Inside, the original ‘kitchen’ consisted of two chip fryers and a domestic oven so the space was gutted, a wall knocked through to create an open pass, decent equipment bought. “We’ve been there. We know what it’s like not to have a good oven or glasswasher,” says Ben. The Lockdown Pizzeria takeaway became popular - it kept the kitchen productive and some money coming in, but funds were tight, loans and savings stretched to the max. “We said, ‘great, those four pizza sales mean we can buy those wine glasses, or repair that window,” says Ben. “We were skint. Enthusiasm kept us going.”

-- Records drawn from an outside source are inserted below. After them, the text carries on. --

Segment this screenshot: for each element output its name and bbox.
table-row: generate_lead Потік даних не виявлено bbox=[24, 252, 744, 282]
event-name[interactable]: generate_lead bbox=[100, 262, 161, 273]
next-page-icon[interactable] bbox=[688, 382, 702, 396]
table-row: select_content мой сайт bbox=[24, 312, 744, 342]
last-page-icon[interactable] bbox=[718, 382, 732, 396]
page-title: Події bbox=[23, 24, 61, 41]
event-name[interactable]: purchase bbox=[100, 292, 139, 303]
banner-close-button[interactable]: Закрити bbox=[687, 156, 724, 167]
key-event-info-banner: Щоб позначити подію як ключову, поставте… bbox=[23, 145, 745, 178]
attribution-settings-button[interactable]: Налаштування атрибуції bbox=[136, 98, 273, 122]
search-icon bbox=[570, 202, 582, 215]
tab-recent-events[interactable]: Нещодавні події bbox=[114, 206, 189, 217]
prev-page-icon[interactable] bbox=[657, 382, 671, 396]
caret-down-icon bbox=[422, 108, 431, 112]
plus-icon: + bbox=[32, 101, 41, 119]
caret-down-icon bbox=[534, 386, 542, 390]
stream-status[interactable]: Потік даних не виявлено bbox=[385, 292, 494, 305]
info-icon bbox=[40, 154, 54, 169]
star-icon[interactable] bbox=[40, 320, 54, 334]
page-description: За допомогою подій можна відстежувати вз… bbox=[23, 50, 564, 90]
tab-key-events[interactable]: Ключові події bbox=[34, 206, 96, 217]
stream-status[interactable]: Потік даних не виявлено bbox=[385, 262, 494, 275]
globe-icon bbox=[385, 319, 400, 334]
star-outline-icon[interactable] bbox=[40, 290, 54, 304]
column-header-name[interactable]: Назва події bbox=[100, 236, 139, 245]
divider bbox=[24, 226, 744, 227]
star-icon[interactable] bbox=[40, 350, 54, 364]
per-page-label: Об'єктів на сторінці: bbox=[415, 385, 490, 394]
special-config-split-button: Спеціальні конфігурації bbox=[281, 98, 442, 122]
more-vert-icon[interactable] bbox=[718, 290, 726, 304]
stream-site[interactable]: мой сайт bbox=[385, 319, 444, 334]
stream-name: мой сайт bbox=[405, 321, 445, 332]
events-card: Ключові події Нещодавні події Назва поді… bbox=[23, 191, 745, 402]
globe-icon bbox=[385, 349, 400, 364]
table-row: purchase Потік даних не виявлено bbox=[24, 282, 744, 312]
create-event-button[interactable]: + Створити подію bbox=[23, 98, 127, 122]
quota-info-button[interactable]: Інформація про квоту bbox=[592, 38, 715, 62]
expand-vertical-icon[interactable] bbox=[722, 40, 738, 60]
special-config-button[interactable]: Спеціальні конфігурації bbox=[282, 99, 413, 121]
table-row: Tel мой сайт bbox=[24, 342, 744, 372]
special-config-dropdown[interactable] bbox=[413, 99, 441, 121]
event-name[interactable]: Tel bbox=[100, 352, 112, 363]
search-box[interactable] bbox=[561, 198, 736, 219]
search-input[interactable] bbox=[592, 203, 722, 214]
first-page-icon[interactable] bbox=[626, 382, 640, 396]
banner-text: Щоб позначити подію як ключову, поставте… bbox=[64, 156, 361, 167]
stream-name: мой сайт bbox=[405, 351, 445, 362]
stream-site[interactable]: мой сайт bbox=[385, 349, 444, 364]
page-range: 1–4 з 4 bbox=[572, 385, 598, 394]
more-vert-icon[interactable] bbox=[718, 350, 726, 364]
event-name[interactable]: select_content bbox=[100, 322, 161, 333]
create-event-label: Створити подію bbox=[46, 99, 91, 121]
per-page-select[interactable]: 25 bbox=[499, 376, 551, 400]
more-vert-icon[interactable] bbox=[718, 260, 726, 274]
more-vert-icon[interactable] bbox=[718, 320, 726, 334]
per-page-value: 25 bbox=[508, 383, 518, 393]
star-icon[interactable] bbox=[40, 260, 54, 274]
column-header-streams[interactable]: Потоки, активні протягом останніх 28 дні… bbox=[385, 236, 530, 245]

In April 2021, the doors opened on a ‘labour of love’ pub with a sense of humour and stories to tell. The deep blue walls are classy, so too a leather banquette in the dining room, and antique Chesterfields in the fire-warmed bar. “They were our one extravagance,” says Ben. Nods to the pub’s name include little toy bulls dotted here and there, a bull’s head sculpture made from driftwood above a fireplace, cowhide rugs. Facebook Marketplace was the go-to for old books and quirky prints; the table in the centre of the dining room is Sam’s.
It's been a year worth celebrating, despite everything. There’s even been a small profit, a few thousand pounds that has paid for garden furniture and more kitchen kit. Next step? “We’re ambitious,” says Ben. He won’t be drawn, but there are plans for further pubs. “We’ll get there. We’re too bloody-minded not to.”
From the menu
House-pickled stone bass, parsnip cream, fennel, garden herbs £8.50
Harissa-spiced lentil & coconut soup, garden herb oil, black onion seed roll £7
Roasted duck breast, braised duck leg cottage pie, asparagus, mixed peas, black garlic purée, red wine jus £28.50
Cauliflower & chickpea curry, black rice, naan bread £13.50
Braeburn apple & mixed berry crumble, Madagascan vanilla ice cream £7
Peanut butter parfait, roast banana bread, banana purée, smoked peanuts & cocoa nibs £9
The wine list opens at £18.50. Rascality Brewing beers are on the pumps from £4.50.
The Bull is open Wednesday-Sunday. Food is served 12pm - 2.30pm and 6pm - 9pm (12pm - 4pm Sunday). Quiz night is the first Tuesday of the month, and the Lockdown Pizzeria will return occasionally over the summer. Look out also for a Beer Festival on the Jubilee and August bank holiday weekends.